Eurozone economic growth turnaround gathers momentum The latest IHS Markit Eurozone purchasing managers’ index (PMI) for European manufacturing indicates that the boom in economic growth in the eurozone has shown no signs of abating in January although the PMI balance of 59.6 was a slight slowdown from December’s record high of 60.6. In 2017, the eurozone stunned stock markets and economists by becoming one of the fastest growing blocs in the developed world, with unemployment at a nine-year low and economic growth hitting 2.5%, a 10 year high. The Netherlands led the 19-nation bloc, with factory activity rising to 62.5, its highest level on record. Italy also enjoyed a rise in growth to a seven-year high of 59.0. The survey also showed factory activity in Greece rising at its fastest pace since late 2007 to a mark of 55.2. However, while the Greek economy seems to be recovering, the reforms demanded by the EU bailout continue to anger workers. Last week, farmers blocked roads in protest at austerity measures as lenders began to assess if the country had made enough progress to unlock further aid.

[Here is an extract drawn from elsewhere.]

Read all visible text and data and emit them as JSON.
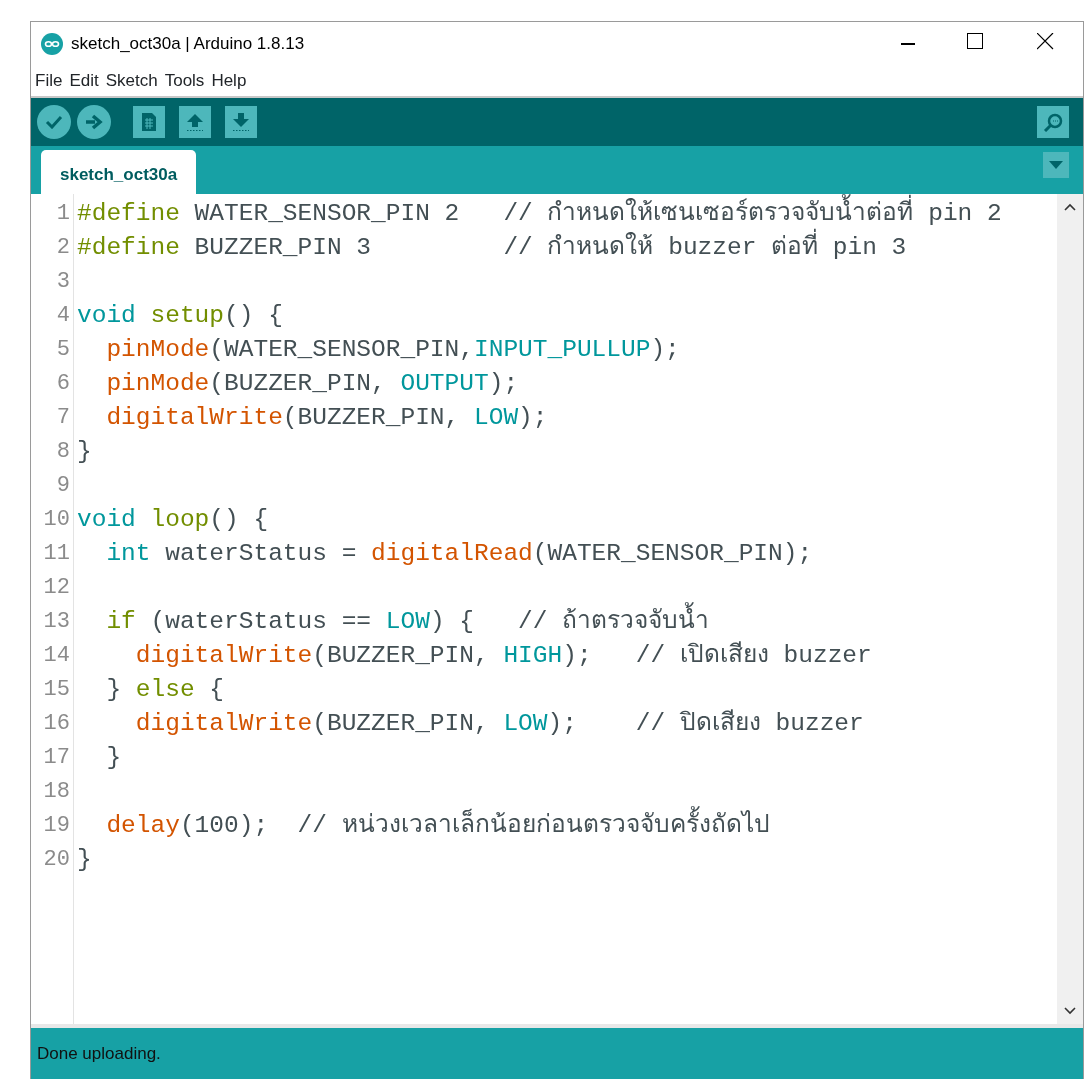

Deutsche Bank unveils third annual after-tax loss Deutsche Bank has made its third annual loss in a row as the German lender reported its lowest revenues in seven years. Despite the latest annual loss of nearly €500 million, Deutsche announced that it would still give staff in its investment banking division pay and bonuses worth more than €1.2 billion, a rise of 45% year-on-year, even as the business slumped €700 million into the red. The after-tax loss was mainly due to the one-off cost of US tax reforms. On a pre-tax basis, Deutsche reported a profit of €1.29 billion against a €810 million loss for the year before. Over the last 3 years the bank has been hit by regulatory investigations, financial penalties and lawsuits. Shares in Deutsche fell by over 11% over the last week. The bank is preparing a float of its wealth management business in an effort to boost returns, but plans to reduce costs have stalled, prompting new questions about the success of the bank’s strategy.
FTSE European 350 Bank Index fell by -3.5% over the last week The FTSE European 350 Bank Index fell by -3.5% to 4,570 from 4,736 over the week. While European market sentiment on the whole remains positive, on the back of recent bullish economic growth forecasts for the global and eurozone economies, markets fell on the back of a correction in the U.S. stock market caused by fears of higher inflation that would result in further interest rate rises.
ITRAXX Europe Senior Financials 5-year CDS Index rises by +7.5% over the last week The ITRAXX Europe Senior Financials 5-year CDS Index reversed some of its recent improving trend, rising by +7.5% to 44.1bps over the last week, as financial markets react to the Deutsche Bank after-tax loss and the announcement of a stricter European Banking Authority (EBA) stress test for this year. However spreads are expected to remain low as the European banks’ reporting season unfolds which is expected to confirm the strengthening capital position of most European banks.